Just the derivative, I guess I don't really understand what it means to take the derivative with respect to a complex variable, it's weird.

Answer 16

z/w = z w*/|w|^2 is equivalent to what you're saying, right?

Answer 17

It's weird because we never do this in vector calc. We don't have any sense of dividing a vector by another.

Answer 18

Yeah, I think so.

Answer 19

\[\Large \frac{z}{w}=\frac{z w^*}{ww^*} = \frac{zw^*}{|w|^2}\] Which is essentially how division is done in geometric algebra, so I suppose it is pretty much the same interpretation whatever that is, except this is commutative. So I suppose that division is really dividing one vector by the other one's length and "unwinding" by rotating backwards by that amount at the same time.

Answer 20

It's more obvious from this perspective:\[\Large z= r e^{i \theta}\] We are just dividing the length as normal but we are also rotating backwards by the amount the vector was from the origin. So we still have the original idea of division built in it seems.\[\Large \frac{1}{z} = \frac{1}{re^{i \theta}}=\frac{1}{r}e^{-i \theta}\]

Answer 21

We still end up with \(zw^*\) being a vector though. So we need multiplication some how. Though I think division by a scalar is much more trivial than division by a vector.

Answer 22

Since in 3 dimensions you are still just dealing with 2 vectors in space, they lie within their own plane so I think we can probably take this idea with us.

Answer 23

I suppose I am not against a multiplication that results in a multivector in the future, it's just for now I want to consider the \(\mathbb R^n\to \mathbb R^n\) case.

Answer 24

Oh I'm not really even saying anything about multivectors.

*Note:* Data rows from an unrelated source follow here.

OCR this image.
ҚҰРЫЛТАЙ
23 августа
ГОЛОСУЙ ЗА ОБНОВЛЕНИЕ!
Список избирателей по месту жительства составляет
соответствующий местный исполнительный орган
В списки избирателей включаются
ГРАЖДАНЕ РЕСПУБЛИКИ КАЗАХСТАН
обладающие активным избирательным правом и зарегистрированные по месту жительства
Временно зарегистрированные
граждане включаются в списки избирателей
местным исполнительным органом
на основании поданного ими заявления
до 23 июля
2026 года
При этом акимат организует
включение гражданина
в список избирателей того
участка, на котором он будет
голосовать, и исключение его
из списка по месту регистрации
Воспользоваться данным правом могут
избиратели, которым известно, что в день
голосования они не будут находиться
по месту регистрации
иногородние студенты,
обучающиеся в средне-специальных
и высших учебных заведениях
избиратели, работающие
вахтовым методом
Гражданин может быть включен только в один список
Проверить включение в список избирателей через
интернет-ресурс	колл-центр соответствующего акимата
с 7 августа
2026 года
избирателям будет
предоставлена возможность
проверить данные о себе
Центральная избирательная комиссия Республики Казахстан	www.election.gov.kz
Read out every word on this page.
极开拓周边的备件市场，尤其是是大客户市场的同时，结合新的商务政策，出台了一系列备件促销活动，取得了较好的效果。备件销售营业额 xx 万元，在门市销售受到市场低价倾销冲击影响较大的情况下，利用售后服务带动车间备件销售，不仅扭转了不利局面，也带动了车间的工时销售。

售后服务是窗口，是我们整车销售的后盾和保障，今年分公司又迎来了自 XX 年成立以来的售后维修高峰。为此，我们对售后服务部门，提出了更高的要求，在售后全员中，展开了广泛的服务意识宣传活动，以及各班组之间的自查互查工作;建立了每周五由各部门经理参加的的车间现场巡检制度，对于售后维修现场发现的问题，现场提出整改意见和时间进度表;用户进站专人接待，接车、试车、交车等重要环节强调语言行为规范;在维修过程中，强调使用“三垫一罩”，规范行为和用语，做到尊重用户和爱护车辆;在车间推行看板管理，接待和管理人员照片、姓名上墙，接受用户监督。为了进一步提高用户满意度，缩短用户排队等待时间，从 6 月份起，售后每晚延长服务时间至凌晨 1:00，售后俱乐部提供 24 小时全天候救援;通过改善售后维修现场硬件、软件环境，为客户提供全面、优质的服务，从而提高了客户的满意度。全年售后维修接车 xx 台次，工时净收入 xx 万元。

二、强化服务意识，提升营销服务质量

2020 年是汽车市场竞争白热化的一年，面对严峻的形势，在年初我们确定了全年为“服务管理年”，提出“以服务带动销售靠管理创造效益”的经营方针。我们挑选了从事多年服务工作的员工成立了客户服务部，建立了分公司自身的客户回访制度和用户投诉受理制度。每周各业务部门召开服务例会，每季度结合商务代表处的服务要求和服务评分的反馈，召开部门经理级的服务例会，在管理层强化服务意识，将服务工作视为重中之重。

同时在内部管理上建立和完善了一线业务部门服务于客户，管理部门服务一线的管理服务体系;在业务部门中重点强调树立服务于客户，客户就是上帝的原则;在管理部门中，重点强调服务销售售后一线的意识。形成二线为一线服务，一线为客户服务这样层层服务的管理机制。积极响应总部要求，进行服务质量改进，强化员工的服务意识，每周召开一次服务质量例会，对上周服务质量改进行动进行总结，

Complex division is the same as just dividing another value by the length of the complex number and then rotating backwards by the amount of the vector is rotated away from the origin.

Answer 25

Yeah, I'm not completely sure how complex differentiation results in anything interesting

Answer 26

But they're teaching people about it for some reason or another

Answer 27

Actually, now that I think about it... I'm thinking about the \(\mathbb R^k\to \mathbb R^n\) where \(k \leq n\).

Answer 28

We know how to do this when \(k=1\), and complex differentiation is doing \(k=2\)

Answer 29

This is interesting, apparently the Cauchy-Riemann equations are the relationship between the real and complex derivative of \[\Large f(x + iy) = u(x, y) + iv(x, y)\] \[\Large \frac{ \partial u }{ \partial x} = \frac{\partial v}{\partial y} \\ \Large \frac{\partial u}{ \partial y} = - \frac{ \partial v}{\partial x}\]

Answer 30

What do those equations mean?

Answer 31

Are they just always true?

Answer 32

\[
f(z) = z^n \implies f'(z) = nz^{n-1}
\]

Answer 33

One thing about complex multiplication that is special is that it has the properties necessary to make differentiation rules work

Answer 34

They are apparently always true, but digging deeper there are some more interesting things.

Answer 35

Another thing about about complex derivatives is that you can think about them as being like a single variable derivative so long as the entire function can be parametrized into \(z\).

Answer 36

http://en.wikipedia.org/wiki/Wirtinger_derivatives#The_work_of_Dimitrie_Pompeiu_in_1912_and_1913:_a_new_formulation

Answer 37

For example, \(f(x,y) = \langle x,\sin(y)\rangle \implies f(z)= \Re (z)+i\sin(\Im (z))\) .
We don't really have a clean function of \(z=\langle x,y\rangle\), and we sort of tear out each component.